A motion for summary judgment, however, "is particularly ill-adapted to negligence cases, where, as here, the ultimate issue in contention involves a mixed question of fact and law, and requires the trier of fact to determine whether the standard of care was met in a specific situation." (Internal quotation marks omitted.) Busque v. Oakwood Farms Sports Center, Inc., 80 Conn.App. 603, 607, 836 A.2d 463 (2003), cert. denied, 267 Conn. 919, 841 A.2d 1190 (2004). "A determination of negligence is necessarily one of fact." Maffucci v. Royal Park Ltd. Partnership, 42 Conn.App. 563, 568-69, 680 A.2d 333 (1996), rev'd on other grounds, 243 Conn. 552, 707 A.2d 15 (1998). Nevertheless, "[t]he issue of whether a defendant owes a duty of care is an appropriate matter for summary judgment because the question is one of law." (Internal quotation marks omitted.) Mozeleski v. Thomas, 76 Conn.App. 287, 290, 818 A.2d 893, cert. denied, 264 Conn. 904, 823 A.2d 1221 (2003).

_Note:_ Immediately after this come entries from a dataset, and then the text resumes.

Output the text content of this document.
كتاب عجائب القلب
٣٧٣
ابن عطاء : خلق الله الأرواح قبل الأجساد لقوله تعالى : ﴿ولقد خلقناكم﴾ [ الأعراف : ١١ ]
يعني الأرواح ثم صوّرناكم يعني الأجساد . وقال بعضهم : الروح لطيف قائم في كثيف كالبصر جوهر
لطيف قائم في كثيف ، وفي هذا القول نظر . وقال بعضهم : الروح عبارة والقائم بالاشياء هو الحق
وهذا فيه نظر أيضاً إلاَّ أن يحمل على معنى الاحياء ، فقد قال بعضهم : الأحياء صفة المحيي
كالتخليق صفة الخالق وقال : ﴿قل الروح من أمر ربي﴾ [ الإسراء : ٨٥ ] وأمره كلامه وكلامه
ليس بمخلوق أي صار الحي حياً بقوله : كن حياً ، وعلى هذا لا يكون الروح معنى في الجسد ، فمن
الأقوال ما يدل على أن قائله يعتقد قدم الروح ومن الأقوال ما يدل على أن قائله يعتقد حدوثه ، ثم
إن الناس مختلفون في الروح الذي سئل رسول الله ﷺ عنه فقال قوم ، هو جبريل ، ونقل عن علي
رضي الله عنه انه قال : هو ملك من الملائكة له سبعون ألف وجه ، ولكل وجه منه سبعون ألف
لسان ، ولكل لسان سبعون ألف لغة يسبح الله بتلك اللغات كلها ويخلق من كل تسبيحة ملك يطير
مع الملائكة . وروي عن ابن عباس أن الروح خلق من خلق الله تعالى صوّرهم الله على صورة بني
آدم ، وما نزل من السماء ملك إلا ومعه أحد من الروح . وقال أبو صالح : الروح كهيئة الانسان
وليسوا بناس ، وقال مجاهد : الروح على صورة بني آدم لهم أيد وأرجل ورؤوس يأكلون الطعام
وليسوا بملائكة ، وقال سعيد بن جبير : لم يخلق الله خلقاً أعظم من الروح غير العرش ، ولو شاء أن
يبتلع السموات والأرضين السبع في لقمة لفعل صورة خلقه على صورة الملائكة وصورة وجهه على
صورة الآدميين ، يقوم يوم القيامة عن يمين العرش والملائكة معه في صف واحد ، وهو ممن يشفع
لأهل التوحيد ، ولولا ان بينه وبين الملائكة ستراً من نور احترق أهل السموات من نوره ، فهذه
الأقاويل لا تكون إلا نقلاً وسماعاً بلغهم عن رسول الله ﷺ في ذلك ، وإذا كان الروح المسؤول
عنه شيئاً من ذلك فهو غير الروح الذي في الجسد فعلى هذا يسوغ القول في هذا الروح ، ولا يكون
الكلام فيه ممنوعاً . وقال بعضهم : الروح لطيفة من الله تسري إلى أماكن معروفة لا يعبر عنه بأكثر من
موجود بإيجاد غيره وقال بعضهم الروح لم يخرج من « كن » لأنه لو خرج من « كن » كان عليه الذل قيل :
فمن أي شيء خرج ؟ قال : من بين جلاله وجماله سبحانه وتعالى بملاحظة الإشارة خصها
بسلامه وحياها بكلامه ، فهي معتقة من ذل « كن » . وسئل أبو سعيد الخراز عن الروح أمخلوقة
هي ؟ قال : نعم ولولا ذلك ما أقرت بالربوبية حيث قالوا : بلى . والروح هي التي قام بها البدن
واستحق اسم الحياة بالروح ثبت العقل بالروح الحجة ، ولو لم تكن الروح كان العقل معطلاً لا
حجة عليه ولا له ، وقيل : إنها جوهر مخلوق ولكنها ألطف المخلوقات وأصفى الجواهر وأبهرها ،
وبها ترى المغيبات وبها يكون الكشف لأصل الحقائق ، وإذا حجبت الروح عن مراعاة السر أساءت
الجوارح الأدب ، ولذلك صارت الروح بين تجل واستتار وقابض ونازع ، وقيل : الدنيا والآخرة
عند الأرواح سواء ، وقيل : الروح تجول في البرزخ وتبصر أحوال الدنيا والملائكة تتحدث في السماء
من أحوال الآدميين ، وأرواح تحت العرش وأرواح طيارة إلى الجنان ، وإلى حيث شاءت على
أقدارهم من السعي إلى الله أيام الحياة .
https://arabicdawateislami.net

The plaintiff cites the case of Corvo v. Waterbury as authority for the proposition that "[o]ne who asserts and maintains control of property may be liable for defective conditions existing thereon though he have in fact no title to it." (Internal quotation marks omitted.) Corvo v. Waterbury, 141 Conn. 719, 725, 109 A.2d 869 (1954). In the defendants' reply, they distinguish Corvo as a case involving nuisance and not negligence. Although this is correct, the court in Corvo cited numerous negligence cases as authority for its holding. Therefore, although Corvo may be distinguishable on its face, its holding has its genesis in negligence cases. This historical approach appears to continue in more recent rulings, such as those cited by the defendants.
See Thelin v. Downs, 109 Conn. 662, 668, 145 A. 50 (1929); Lewis v. I.M. Shapiro Co., Inc., 132 Conn. 342, 348, 44 A.2d 124 (1945); Hayes v. New Britain Gas Light Co., 121 Conn. 356, 360, 185 A. 170 (1936); Ziulkowski v. Kolodziej, 119 Conn. 230, 234, 175 A. 780 (1934); Skelly v. Pleasure Beach Park Corp., 115 Conn. 92, 97, 160 A. 309 (1932).
See LaFlamme v. Dallessio, 261 Conn. 247, 251-52, 802 A.2d 63 (2002); Farlow v. Andrews Corp., 154 Conn. 220, 225, 224 A.2d 546 (1966).
III
Conclusion
In the present case, the plaintiff claims that the defendants exercised possession and control over the property where the fall and resulting injuries occurred. This is a disputed factual question, and if sufficient facts are shown that the defendants had, in fact, exercised such possession and control over the property in question then a duty of care would be owed to the plaintiff as a matter of law. Because there is a genuine issue of material fact, summary judgment is denied.